車いすを利用する場合は、開口を900mm程度確保します。
また、ふらつきがある方や介助が必要になる方には、出入り口付近に手すりを設置することで、安全性と安心感を高めることができます。
実際にベッドをトイレ近くに配置し、ベッドからトイレまでの動線に沿って手すりを設置することで、手すりに寄りかかって身体を支えながら、なんとか自力でトイレに行けるようになったという事例もあります。
こうした工夫が、介助の負担軽減や自立支援にもつながります。段差や動線に細やかに配慮し、「行きやすく、使いやすい」空間に整えることが、安心して暮らせる住まいづくりの鍵となります。
押入れをトイレにした施工事例
押入れをトイレにした施工事例を紹介します。
生活の拠点を2階から1階に移そうと考えていた方の押入れトイレの施工事例
身体機能の低下により、階段の昇り降りに危険が伴うようになったため、生活の拠点を2階から1階に移そうと考えていらっしゃった方からのご依頼です。
元あった押入れをトイレに改装することで、部屋の大きさを変えることなくトイレを新設できました。限られた空間ながらも、トイレとして十分な広さを確保でき、快適に使える仕上がりになりました。

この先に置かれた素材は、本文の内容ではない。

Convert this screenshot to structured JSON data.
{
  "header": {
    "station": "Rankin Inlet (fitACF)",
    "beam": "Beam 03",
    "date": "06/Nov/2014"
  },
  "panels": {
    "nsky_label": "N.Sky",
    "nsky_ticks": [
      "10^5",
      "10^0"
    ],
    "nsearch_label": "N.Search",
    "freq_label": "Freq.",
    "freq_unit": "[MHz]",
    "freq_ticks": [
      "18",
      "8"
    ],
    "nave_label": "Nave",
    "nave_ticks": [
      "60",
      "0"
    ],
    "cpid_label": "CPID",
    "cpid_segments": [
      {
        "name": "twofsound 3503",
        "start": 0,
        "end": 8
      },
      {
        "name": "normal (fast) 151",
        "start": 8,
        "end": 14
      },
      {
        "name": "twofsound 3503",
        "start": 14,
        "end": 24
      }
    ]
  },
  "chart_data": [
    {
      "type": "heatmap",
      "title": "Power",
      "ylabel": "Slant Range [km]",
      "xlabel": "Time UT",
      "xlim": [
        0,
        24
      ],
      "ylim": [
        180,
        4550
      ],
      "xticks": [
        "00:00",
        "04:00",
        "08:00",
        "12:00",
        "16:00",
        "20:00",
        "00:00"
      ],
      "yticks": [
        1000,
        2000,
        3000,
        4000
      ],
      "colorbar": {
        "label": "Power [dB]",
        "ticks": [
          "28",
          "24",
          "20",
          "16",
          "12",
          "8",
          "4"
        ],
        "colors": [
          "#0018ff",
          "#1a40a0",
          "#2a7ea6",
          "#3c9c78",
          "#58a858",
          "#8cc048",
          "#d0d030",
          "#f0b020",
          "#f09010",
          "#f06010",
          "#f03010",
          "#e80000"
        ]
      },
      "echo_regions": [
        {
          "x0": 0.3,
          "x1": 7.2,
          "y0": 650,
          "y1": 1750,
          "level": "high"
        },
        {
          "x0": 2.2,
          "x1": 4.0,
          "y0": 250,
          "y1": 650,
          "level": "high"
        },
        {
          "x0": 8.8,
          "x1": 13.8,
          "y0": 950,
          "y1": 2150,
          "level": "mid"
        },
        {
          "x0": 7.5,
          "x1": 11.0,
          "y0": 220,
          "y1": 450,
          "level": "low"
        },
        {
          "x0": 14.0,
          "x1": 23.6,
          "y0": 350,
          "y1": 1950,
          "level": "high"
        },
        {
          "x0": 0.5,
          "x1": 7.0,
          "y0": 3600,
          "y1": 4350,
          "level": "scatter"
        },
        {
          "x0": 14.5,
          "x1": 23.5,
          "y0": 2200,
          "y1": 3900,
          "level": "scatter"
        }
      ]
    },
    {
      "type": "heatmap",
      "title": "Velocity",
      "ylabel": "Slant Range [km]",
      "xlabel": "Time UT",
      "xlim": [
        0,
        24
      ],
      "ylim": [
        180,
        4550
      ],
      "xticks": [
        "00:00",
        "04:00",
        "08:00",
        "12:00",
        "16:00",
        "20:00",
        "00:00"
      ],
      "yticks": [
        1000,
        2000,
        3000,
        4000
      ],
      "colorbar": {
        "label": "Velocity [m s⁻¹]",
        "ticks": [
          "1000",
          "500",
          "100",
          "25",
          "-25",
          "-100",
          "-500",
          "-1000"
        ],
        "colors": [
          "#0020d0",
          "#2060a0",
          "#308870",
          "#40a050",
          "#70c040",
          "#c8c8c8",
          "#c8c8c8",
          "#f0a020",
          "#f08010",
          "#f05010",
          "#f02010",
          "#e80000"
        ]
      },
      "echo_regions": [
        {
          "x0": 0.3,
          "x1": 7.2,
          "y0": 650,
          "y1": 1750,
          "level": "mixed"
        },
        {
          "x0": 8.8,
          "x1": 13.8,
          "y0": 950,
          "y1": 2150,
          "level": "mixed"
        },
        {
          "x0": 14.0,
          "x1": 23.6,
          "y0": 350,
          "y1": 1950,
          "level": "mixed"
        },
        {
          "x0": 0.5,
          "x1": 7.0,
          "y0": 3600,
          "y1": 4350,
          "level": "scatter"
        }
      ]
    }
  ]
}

和室→洋室に変更し、ベッドをより近くに配置。押入れをトイレにした施工事例
こちらも、身体能力の低下が原因で、階段の昇り降りに危険が伴うようになったため、生活の拠点を2階から1階に移そうと考えていらっしゃった方のケースです。
寝室にする部屋と廊下の段差の解消のために、床をかさ上げし、ベッドが置きやすいように畳からフローリング(和室→洋室)へ変更しました。
また、1階トイレの拡張をご希望でしたが、ご利用者様のADLを考えた際、トイレを広くとるのはもちろんですが、極力寝室の近くにある方が良いのではないかとご提案をして、寝室予定の部屋の押入れをトイレに変更することになりました。
トイレのドアはパッと見たところトイレとはわかりづらくし、普通の寝室の見た目を維持し、臭いなどの対策も十全に行ったため、寝ている場所の近くにトイレのある不快感を無くしています。
また、ベッドを近くに配置して、トイレまでの動線を手すりでつなぐことで、「なんとか自力でトイレに行けるようになった」とのお声を頂いています。

押入れトイレの設置にかかる費用は?
押入れをトイレにリフォームする場合、一般的な費用の目安は約60万~100万程度です。
ただし、状況によって大きく変動するため、まずは現地調査と見積の取得が大切です。
主な費用項目は以下になります。
- 給排水工事費(配管の位置や長さによって大きく変動)
- 便器・設備機器費(便器本体や手洗い器、照明、換気扇など。グレードや費用によって異なる)
- 電気工事費(照明や換気扇、温水便座等を設置するための配線・コンセント工事が必要)
- 内装・仕上げ工事費(床・壁・天井・防水/防臭/防音対策、手すりなどの設置など)
高齢者や障害のある方の生活改善を目的としたトイレ改修であれば、各自治体のバリアフリー改修の助成制度が活用できる可能性があります。
対象となるには、事前の申請と工事内容の条件を満たす必要があるため、担当のケアマネージャーやリフォーム会社との相談を早めに進めることが大切です。
押入れを活用したトイレリフォームは、増築よりもコストを抑えつつ、暮らしやすさを大きく高められる選択肢です。
検討の際は、希望の設備・動線・安全性などもふまえて、トータルでプランニングをすることが成功のカギとなります。